UCRANIA-EE.UU
Estocolmo. PLC | La negativa del presidente estadounidense, Donald Trump, a entregar nuevos misiles Patriot a Ucrania ha destapado una vulnerabilidad crítica en la defensa aérea del país y ha puesto en evidencia la presión extrema que sufren las cadenas de suministro militares occidentales. Según informó United24 Media, Zelenskyj solicitó personalmente varios cientos de interceptores adicionales durante una reunión en el Despacho Oval el 28 de julio, pero Washington rechazó la petición alegando un agotamiento severo de sus reservas y la necesidad urgente de proteger instalaciones estadounidenses en Oriente Medio en medio del conflicto con Irán.
La decisión llega en un momento especialmente delicado. Desde comienzos de 2026, Ucrania ha recibido aproximadamente un tercio de los misiles antibalísticos que necesita para mantener operativos sus sistemas Patriot y otras defensas aéreas, según datos expuestos por Zelenskyj en una reunión del Consejo de Seguridad Nacional y Defensa en Kyiv. La explicación oficial de los aliados —encabezados por Estados Unidos y varios gobiernos europeos— apunta a la escalada de hostilidades en Oriente Próximo, que ha absorbido una parte sustancial de la munición de precisión disponible.
El impacto de esta escasez quedó brutalmente expuesto el 5 de agosto, cuando Rusia lanzó un ataque masivo contra Kyiv y su región. Las defensas ucranianas no lograron interceptar ninguno de los 28 misiles disparados —24 balísticos y cuatro Zircon u Onyx— además de 115 drones. Diecisiete personas murieron y decenas resultaron heridas. Los Patriot son, hoy por hoy, de las pocas plataformas capaces de detener misiles balísticos de alta velocidad, y su falta deja a las ciudades ucranianas prácticamente indefensas ante una ofensiva rusa cada vez más sofisticada.
La dimensión política del problema no pasa desapercibida en Kyiv.

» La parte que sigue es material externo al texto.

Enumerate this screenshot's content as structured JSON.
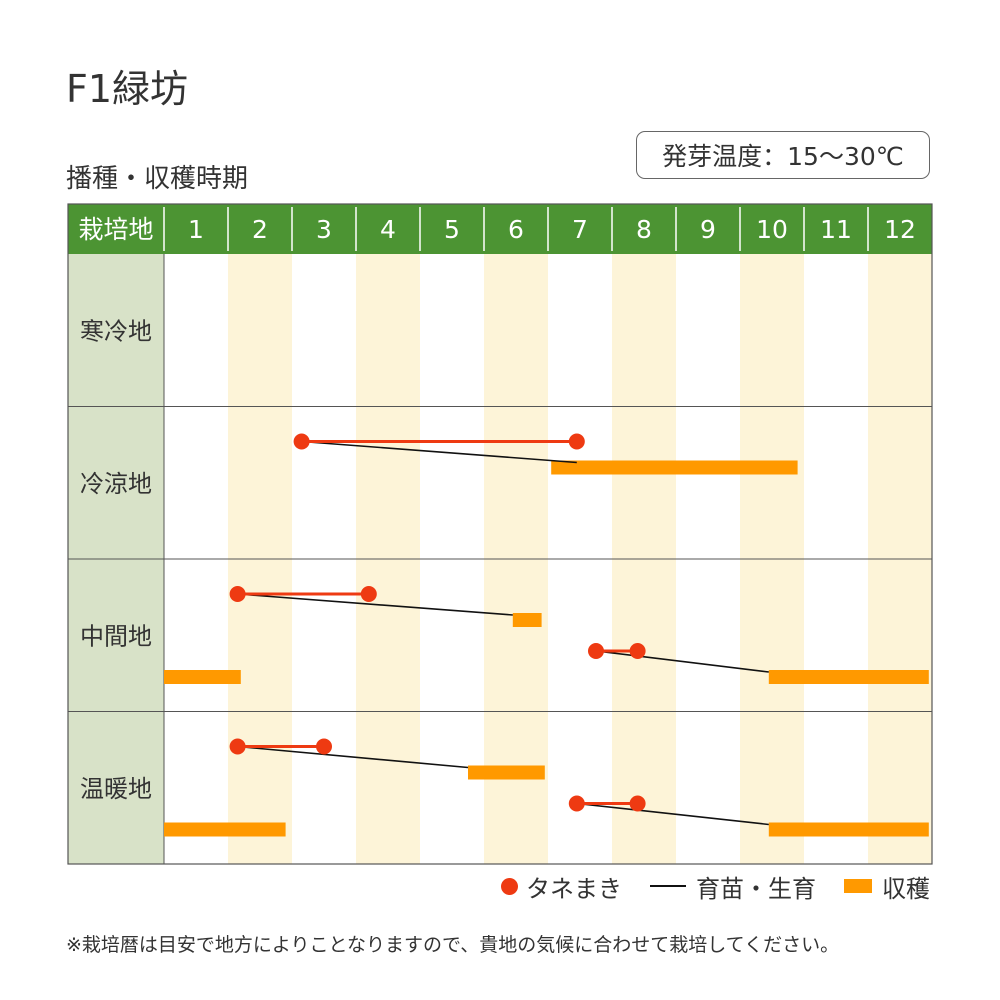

Zelenskyj ha sugerido que la reducción de suministros podría responder no solo a exigencias operativas, sino también a presiones políticas destinadas a condicionar la posición ucraniana en negociaciones futuras. Aunque el presidente ucraniano subraya que esta interpretación es personal y no confirmada, reconoce que la explicación oficial —Oriente Medio— no basta para entender la magnitud del recorte.
La situación ha obligado a Ucrania a acelerar sus planes para desarrollar una capacidad propia de defensa aérea, una estrategia que incluye reforzar la protección de infraestructura crítica, ampliar refugios y aumentar la producción nacional de interceptores. Paralelamente, Zelenskyj ha instado a los aliados a acelerar las entregas o, en su defecto, imponer sanciones más duras contra la industria rusa de misiles balísticos, que sigue operando con amplios márgenes fuera del régimen sancionador internacional.
La escasez de misiles Patriot no es solo un problema técnico: es un síntoma de una tensión geopolítica mayor. La guerra en Oriente Medio compite directamente con la defensa de Europa del Este por los mismos recursos, y el resultado es una brecha estratégica que Moscú explota con precisión. La vulnerabilidad de Ucrania, expuesta en cada ataque ruso, revela que la arquitectura de seguridad occidental está sometida a un estrés sin precedentes y que las decisiones de Washington tienen efectos inmediatos en el campo de batalla europeo.